Electronic – Core saturation detector-differentiator

inductoroperational-amplifiersaturationtransfer function

I am building some project that requires me to measure the saturation corrent of some homemade inductors winded on scavaged ferrite cores, so I decided to try and create a circuit that will aid me in measuring.

From what I know and read the current thru the inductor at a constant voltage rises linearly with time and when core enters saturation the current start to rise exponentially. So I've came up with something like this:

schematic

simulate this circuit – Schematic created using CircuitLab

The idea behind this is I would measure the voltage across a sense resistor R take its derivative and pass it thru a differential amplifier which will compare the current value with a previously obtained fixed value stored in S/H circuit. And if the difference is bigger than some preset value the comparator would output a high value.

Why I think this might work: The derivative of the linear function is a constant and the derivative of the exponential function is exponential function.
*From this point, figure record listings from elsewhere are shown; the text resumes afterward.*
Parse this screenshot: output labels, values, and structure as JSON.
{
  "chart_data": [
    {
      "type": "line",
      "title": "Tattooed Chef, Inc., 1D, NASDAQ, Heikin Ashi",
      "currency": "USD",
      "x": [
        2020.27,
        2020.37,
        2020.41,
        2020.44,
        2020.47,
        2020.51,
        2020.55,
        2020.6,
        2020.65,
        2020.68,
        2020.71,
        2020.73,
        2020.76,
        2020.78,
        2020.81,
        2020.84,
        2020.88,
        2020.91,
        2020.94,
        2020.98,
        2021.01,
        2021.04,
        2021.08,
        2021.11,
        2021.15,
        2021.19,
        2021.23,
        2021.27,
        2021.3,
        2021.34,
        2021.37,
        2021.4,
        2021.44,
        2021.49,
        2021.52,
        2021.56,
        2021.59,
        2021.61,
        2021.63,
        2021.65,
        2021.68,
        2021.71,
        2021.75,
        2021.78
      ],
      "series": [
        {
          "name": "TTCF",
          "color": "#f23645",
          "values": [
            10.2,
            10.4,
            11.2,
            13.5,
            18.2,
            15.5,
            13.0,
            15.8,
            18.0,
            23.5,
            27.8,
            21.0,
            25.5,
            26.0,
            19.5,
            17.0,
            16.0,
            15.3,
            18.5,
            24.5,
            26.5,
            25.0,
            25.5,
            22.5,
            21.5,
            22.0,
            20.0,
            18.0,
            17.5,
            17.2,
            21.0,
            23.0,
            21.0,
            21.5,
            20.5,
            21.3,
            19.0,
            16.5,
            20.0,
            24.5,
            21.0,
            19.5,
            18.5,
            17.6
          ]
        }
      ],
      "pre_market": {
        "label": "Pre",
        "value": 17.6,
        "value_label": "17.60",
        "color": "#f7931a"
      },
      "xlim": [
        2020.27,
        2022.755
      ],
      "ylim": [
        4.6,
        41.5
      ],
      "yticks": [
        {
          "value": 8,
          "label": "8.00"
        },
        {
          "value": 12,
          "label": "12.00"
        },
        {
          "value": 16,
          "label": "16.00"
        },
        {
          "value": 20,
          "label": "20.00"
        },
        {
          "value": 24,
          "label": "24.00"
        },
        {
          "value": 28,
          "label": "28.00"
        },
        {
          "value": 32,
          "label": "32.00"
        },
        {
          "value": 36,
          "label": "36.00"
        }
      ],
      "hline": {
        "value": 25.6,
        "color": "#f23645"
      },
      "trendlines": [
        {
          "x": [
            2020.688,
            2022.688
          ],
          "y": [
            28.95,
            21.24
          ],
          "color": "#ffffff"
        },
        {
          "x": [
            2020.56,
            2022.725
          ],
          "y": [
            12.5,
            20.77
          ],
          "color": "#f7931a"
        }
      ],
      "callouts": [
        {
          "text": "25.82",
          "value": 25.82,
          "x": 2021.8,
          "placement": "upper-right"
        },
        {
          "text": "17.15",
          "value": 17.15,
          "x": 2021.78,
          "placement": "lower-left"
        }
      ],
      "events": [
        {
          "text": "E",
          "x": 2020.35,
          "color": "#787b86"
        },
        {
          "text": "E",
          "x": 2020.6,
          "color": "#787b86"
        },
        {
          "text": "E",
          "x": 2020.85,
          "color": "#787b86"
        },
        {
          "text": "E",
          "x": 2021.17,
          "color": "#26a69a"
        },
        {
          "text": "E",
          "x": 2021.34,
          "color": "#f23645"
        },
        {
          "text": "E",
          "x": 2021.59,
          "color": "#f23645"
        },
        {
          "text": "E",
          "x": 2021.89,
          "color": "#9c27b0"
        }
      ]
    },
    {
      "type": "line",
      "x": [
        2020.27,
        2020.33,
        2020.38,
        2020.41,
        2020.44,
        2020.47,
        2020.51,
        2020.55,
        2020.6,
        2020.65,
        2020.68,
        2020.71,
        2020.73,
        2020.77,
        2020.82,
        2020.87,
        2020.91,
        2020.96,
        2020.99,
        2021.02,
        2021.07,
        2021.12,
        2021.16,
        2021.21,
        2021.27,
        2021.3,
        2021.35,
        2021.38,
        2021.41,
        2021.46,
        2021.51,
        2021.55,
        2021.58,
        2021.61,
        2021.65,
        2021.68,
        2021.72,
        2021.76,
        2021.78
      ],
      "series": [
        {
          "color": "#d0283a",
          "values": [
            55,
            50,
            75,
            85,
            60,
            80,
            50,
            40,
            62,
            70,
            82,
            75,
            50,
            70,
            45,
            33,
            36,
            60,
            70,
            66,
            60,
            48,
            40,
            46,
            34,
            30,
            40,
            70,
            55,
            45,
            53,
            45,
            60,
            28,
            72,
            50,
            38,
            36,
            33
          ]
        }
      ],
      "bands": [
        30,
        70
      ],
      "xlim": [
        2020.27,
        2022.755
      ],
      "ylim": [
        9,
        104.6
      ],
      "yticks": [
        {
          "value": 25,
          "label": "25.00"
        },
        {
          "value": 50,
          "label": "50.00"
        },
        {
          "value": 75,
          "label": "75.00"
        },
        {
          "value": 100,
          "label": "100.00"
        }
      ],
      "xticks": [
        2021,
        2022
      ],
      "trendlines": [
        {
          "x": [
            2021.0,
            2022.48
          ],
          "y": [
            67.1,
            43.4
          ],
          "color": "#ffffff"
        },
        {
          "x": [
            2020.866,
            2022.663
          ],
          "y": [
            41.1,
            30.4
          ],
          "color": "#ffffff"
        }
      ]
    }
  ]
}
So when the circuit would sense the that the output voltage from OA1 is not a constant it would trigger and shut off the MOSFET. I would then read on the oscilloscope the time the output was high and calculate the saturation current.

But for it to work I would need to update the S/H circuit frequently, I am planning to do this every second iteration. However I dont have this quite worked out yet, because I am stuck at the first part, the differentiator:

schematic

simulate this circuit

I've searched thru the web and found out how and why it works but never found the equations that would describe its behaviour. I would need a unity-gain differentiator with cut-off frequecies at around 100-1k Hz and 100k-1M Hz. So I decied I would go and write the equations myself. This is the furthest I've come:

Transfer function:
$$H(s)=\frac{sC_1R_2}{s^2C_1C_2R_1R_2+s(C_1R_1+C_2R_2)+1}$$

Its magnitude (in hope to find cut-off frequencies):
$$|H(s)|=\frac{\omega C_1R_2}{\sqrt{\omega^4 C_1^2C_2^2R_1^2R_2^2+\omega^2C_1^2R_1^2+2\omega^2C_1C_2R_1R_2+\omega^2 C_2^2R_2^2+1}}$$

I see whoule bunch of squares in the square root, but have no idea how could I simplify it.
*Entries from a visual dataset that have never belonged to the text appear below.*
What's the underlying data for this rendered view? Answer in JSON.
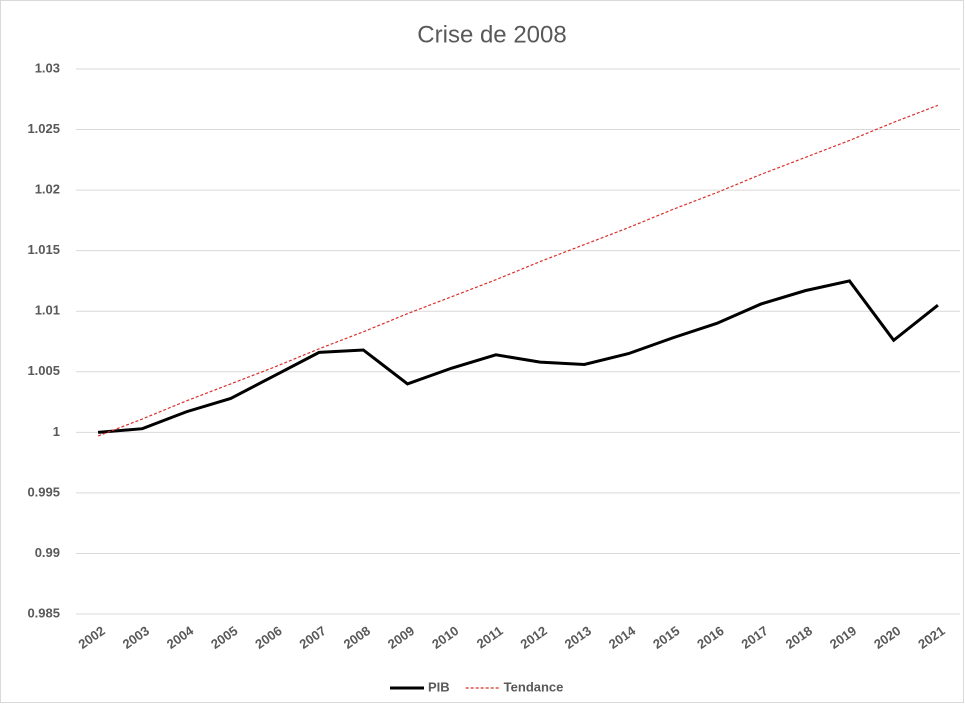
{
  "chart_data": {
    "type": "line",
    "title": "Crise de 2008",
    "categories": [
      "2002",
      "2003",
      "2004",
      "2005",
      "2006",
      "2007",
      "2008",
      "2009",
      "2010",
      "2011",
      "2012",
      "2013",
      "2014",
      "2015",
      "2016",
      "2017",
      "2018",
      "2019",
      "2020",
      "2021"
    ],
    "series": [
      {
        "name": "PIB",
        "color": "#000000",
        "style": "solid",
        "values": [
          1.0,
          1.0003,
          1.0017,
          1.0028,
          1.0047,
          1.0066,
          1.0068,
          1.004,
          1.0053,
          1.0064,
          1.0058,
          1.0056,
          1.0065,
          1.0078,
          1.009,
          1.0106,
          1.0117,
          1.0125,
          1.0076,
          1.0105
        ]
      },
      {
        "name": "Tendance",
        "color": "#d9302c",
        "style": "dashed",
        "values": [
          0.9997,
          1.0011,
          1.0026,
          1.004,
          1.0054,
          1.0069,
          1.0083,
          1.0098,
          1.0112,
          1.0126,
          1.0141,
          1.0155,
          1.0169,
          1.0184,
          1.0198,
          1.0213,
          1.0227,
          1.0241,
          1.0256,
          1.027
        ]
      }
    ],
    "ylim": [
      0.985,
      1.03
    ],
    "yticks": [
      0.985,
      0.99,
      0.995,
      1,
      1.005,
      1.01,
      1.015,
      1.02,
      1.025,
      1.03
    ],
    "grid": true,
    "legend": "bottom"
  }
}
Excuse me if this is to long of a post, but I want to make sure that this is the right approach/path that I've taken.

Best Answer

I'm offering this answer as an alternative saturation detector. Pass a direct current thru the coil that can be varied from a milli amp to possibly several amps. This is easily achieved with an opamp and BJT as a constant current generator.

Next, generate a low amplitude sinwave and capacitive couple it to the inductor. Measure or view the sine amplitude on an oscilloscope and, gradually raise the dc current. At some level of current the sine amplitude will begin to drop indicating the onset of saturation. More dc will mean less sine amplitude because of more saturation.

The sinwave can be sourced from a regular bench oscillator with 50 ohm or greater output impedance.

You could even incorporate the inductor into a colpitts oscillator and watch the frequency rise as saturation increases.

Looking at your formula, it seems that the centr frequency is \$\dfrac{1}{2\pi\sqrt{C1 C2 R1 R2}}\$ but I'm on an android and don't have full capabilities to analyse.

Thinking about it a bit more, because of the virtual earth nature of the circuit, R1 and C1 are independent of R2 and C2 so high pass is dictated only by the input components and low pass dictated by the feedback components. This of course assumes LP and HP frequencies are significantly different and by the sound of it they are.